To put in the same value all the time, the type is set to ‘const’ and the string to enter is placed in value. Note that numbers must be entered as strings (in single-quotes). If there is more than one option, then you can use type set to ‘list’ and have value assigned a list of values. (In YAML, this can be done with square brackets, e.g., ['dog', 'cat'] or with multiple lines, each starting with a dash and properly indented.) Two more options for type are ‘all’ and ‘all-but’. With all, the full list of options shown in the forms data will be used. In all-but', it will be that full list except the things listed under ~value will be excluded.

It is unlikely that using the full list will work, since usually the default value is also shown as an option in the forms. Also, modifying the forms YAML file is an option, though it will trip a change detection test, making actual form changes undetectable, and print a warning with each input processed.

The other fields are:

  • url is the url where the form is found
  • form_yaml is the filename for the output from the scan command
  • input_form_id is the key for the form to use in the form file
  • submit_with is submit button id (check form yaml’s buttons key)
  • output_db is the SQLAlchemy connection string for the db
  • output_table determines which response tables to track
    • select is ‘by position’ or ‘by positions’
    • which is either an index (1-up) or a list of such indices
    • table_name(s) is the DB table name(s) to write to, resp.
  • form_wait and table_wait each have four possible options
    • by is either ‘class’ or ‘id’ and is what you are waiting for
    • value is the class name or id value to wait for
    • delay is how long to wait before giving up
    • throttle (optional) is an extra after-load wait time

All of these fields are required, except for the ...wait fields. If they are specified, the throttle sub-fields are optional.

In the car-parts.com example, we can construct the following example.yaml file, where the form data has been saved to example_form.yaml.

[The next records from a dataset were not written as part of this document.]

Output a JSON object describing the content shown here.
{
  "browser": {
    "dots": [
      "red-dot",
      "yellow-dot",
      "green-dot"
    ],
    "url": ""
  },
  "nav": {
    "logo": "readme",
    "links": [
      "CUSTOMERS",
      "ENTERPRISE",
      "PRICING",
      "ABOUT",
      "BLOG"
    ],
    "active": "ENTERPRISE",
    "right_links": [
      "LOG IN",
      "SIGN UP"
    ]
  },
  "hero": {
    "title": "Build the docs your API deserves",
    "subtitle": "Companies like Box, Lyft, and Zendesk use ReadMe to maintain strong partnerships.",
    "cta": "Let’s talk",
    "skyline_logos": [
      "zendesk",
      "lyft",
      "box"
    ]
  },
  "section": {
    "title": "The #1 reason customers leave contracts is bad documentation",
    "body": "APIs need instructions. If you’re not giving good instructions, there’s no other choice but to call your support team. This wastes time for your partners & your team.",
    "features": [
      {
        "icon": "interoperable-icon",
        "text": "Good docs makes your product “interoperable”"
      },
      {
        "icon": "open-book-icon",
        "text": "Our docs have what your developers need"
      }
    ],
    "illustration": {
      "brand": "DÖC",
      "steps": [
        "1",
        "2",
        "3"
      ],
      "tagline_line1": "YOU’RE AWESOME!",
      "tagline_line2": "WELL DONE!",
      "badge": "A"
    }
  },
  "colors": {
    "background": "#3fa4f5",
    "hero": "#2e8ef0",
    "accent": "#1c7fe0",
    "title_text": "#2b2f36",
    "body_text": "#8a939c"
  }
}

url: http://www.car-part.com

form_yaml: exaple_form.yaml

input_form_id: 1

form_inputs:
  3:
    type: const
    value: 20901
  year:
    type: list
    value:
      - '2020'
      - '2019'
      - '2018'
  model:
    type: list
    value:
      - Chevy Bolt
      - Chevy Volt
      - Dodge Colt Vista
      - Tesla S
  4:
    type: const
    value: Radio/CD (see also A/C Control or TV Screen)
  Loc:
    type: const
    value: Mid Atlantic
  5:
    type: const
    value: Price

Of course, this doesn’t work.

Run in one or more batches

pipenv run python formscraper.py scrape example.yaml

Doesn’t quite work.

Handling errors

When no data means no table

If the result is an empty table, then there’s no problem, but if there’s no table, then it can throw an error. There’s an optional string to check for whose presence indicates there’s no tables; this will avoid the error.

Server errors

These are hard to predict, but if they happen where expected, the a snapshot is taken and opened (in Mac OS) and the status is set to ‘error’ so that it will be skipped in the future.

Losing internet access

If you lose internet access, then something may not load or send and it will crash gracelessly.

Other errors

Other errors are likely due to assumptions about the web page that are wrong for a particular application. Generalization of the code would be difficult.